The number of drug offenders rose sharply in the first 11 months of last year, mainly because of a sentence commutation program implemented in the second half of 2007, the Ministry of the Interior (MOI) said yesterday.
Ministry statistics showed that between January and November, courts convicted 37,700 people of narcotics-related offenses, up 52.1 percent from the same period in 2007.
The figures also show that 86.9 percent of the convicts were repeat offenders who had been released under the 2007 commutation program.
Ministry officials said the public prosecutors offices received 78,877 new narcotics-related cases for investigation in the first 11 months last year, down 2.7 percent from the same period of 2007, and that 89.2 percent of the cases were related to substance abuse.
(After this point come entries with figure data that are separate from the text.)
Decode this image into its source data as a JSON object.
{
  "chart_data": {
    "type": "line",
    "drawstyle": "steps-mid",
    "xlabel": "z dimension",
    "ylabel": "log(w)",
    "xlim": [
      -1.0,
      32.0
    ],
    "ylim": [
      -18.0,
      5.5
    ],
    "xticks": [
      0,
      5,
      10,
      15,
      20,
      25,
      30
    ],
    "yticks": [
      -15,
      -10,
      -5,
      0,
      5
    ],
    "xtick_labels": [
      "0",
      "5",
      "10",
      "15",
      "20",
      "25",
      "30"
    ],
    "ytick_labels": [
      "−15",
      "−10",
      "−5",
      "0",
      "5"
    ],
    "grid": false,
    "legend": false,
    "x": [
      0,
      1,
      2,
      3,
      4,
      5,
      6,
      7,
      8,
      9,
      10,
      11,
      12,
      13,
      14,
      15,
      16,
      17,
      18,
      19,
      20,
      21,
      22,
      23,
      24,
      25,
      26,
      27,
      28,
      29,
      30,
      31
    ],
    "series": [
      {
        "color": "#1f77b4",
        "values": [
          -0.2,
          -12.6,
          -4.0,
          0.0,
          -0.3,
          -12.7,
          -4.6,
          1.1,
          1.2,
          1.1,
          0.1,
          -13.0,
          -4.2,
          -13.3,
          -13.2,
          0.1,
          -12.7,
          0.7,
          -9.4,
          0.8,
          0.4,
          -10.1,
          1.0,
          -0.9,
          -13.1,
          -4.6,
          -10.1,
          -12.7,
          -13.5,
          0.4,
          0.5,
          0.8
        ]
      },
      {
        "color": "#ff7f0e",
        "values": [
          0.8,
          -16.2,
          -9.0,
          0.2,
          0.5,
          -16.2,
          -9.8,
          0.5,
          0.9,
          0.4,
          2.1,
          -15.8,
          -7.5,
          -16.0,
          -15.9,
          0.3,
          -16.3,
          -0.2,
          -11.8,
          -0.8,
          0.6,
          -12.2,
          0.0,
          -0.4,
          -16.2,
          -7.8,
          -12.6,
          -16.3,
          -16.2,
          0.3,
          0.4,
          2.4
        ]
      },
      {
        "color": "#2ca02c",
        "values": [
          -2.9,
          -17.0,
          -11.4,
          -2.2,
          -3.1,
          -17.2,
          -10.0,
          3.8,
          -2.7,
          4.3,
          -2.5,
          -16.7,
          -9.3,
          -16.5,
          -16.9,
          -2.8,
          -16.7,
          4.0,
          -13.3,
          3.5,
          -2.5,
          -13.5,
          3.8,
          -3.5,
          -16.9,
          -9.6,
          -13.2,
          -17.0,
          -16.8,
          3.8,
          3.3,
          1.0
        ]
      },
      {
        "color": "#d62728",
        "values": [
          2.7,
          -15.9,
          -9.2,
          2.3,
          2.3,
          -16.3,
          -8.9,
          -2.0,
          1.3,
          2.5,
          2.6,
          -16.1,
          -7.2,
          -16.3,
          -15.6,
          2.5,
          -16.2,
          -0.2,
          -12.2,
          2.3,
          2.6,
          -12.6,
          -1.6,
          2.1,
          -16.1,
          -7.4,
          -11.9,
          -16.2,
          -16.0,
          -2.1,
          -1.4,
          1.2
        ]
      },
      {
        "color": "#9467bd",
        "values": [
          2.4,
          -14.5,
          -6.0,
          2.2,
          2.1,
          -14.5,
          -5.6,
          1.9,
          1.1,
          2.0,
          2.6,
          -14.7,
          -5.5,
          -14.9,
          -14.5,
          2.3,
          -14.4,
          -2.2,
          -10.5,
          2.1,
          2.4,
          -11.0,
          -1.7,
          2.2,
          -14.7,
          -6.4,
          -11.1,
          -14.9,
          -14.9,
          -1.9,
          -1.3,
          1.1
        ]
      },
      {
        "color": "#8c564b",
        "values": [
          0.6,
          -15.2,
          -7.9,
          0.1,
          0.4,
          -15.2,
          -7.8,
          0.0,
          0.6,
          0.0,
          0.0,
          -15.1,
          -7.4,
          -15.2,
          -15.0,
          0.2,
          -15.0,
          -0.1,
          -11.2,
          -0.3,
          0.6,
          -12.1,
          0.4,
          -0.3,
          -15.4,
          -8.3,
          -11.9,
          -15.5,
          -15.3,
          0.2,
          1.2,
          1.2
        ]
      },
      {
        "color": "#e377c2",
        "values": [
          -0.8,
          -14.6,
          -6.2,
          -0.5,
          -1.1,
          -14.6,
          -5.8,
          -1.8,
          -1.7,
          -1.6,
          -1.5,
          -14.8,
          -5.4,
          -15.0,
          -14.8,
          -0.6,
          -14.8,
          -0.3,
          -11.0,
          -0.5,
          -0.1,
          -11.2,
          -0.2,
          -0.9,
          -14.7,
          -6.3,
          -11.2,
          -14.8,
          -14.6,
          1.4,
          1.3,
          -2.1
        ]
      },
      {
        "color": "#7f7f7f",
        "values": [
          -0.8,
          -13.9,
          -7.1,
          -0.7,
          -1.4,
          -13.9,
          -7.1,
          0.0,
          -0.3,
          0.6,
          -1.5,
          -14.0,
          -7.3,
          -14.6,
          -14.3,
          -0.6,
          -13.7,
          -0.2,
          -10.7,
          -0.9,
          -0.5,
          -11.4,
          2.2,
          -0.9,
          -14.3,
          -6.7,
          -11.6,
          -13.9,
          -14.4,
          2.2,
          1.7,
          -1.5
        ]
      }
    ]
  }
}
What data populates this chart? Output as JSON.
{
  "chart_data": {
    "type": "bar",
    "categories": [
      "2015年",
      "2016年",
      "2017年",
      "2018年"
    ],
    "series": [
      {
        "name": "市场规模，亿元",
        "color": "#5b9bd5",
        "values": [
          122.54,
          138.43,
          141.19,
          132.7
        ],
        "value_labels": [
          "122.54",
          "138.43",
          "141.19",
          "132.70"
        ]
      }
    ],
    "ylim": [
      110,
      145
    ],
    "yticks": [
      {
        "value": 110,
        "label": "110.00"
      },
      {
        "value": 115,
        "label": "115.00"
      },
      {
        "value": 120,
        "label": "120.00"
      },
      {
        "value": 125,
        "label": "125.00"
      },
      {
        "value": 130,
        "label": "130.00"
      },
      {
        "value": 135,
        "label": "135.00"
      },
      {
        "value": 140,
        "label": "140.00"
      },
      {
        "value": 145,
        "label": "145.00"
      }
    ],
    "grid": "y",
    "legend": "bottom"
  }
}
They added that in January and February last year, police handled 49,928 offenses against the Narcotics Endangerment Prevention Act (毒品危害防制條例), an increase of 2 percent over the same period in 2007, and that 64 percent of the offenses were related to heroin and opium — restricted Class A drugs.
Also in the 11-month period, police detained 53,325 drug abuse suspects, a rise of 1.3 percent over the same period in 2007. Of the total, 86 percent were male and 91.5 percent were graduates of either junior high schools, senior high schools or vocational schools.
Under the 2007 sentence commutation program, former president Chen Shui-bian (陳水扁) ordered the release of 25,670 prisoners as part of the commemoration of the 20th anniversary of the end of 38 years of martial law. Of the first group of 10,943 inmates released on July 16, 2007, 4,973 were convicted under the narcotics control act, and many were drug addicts who were still undergoing rehabilitation.
Within two weeks of their release, more than 20 of them had died of drug overdoses, news reports said.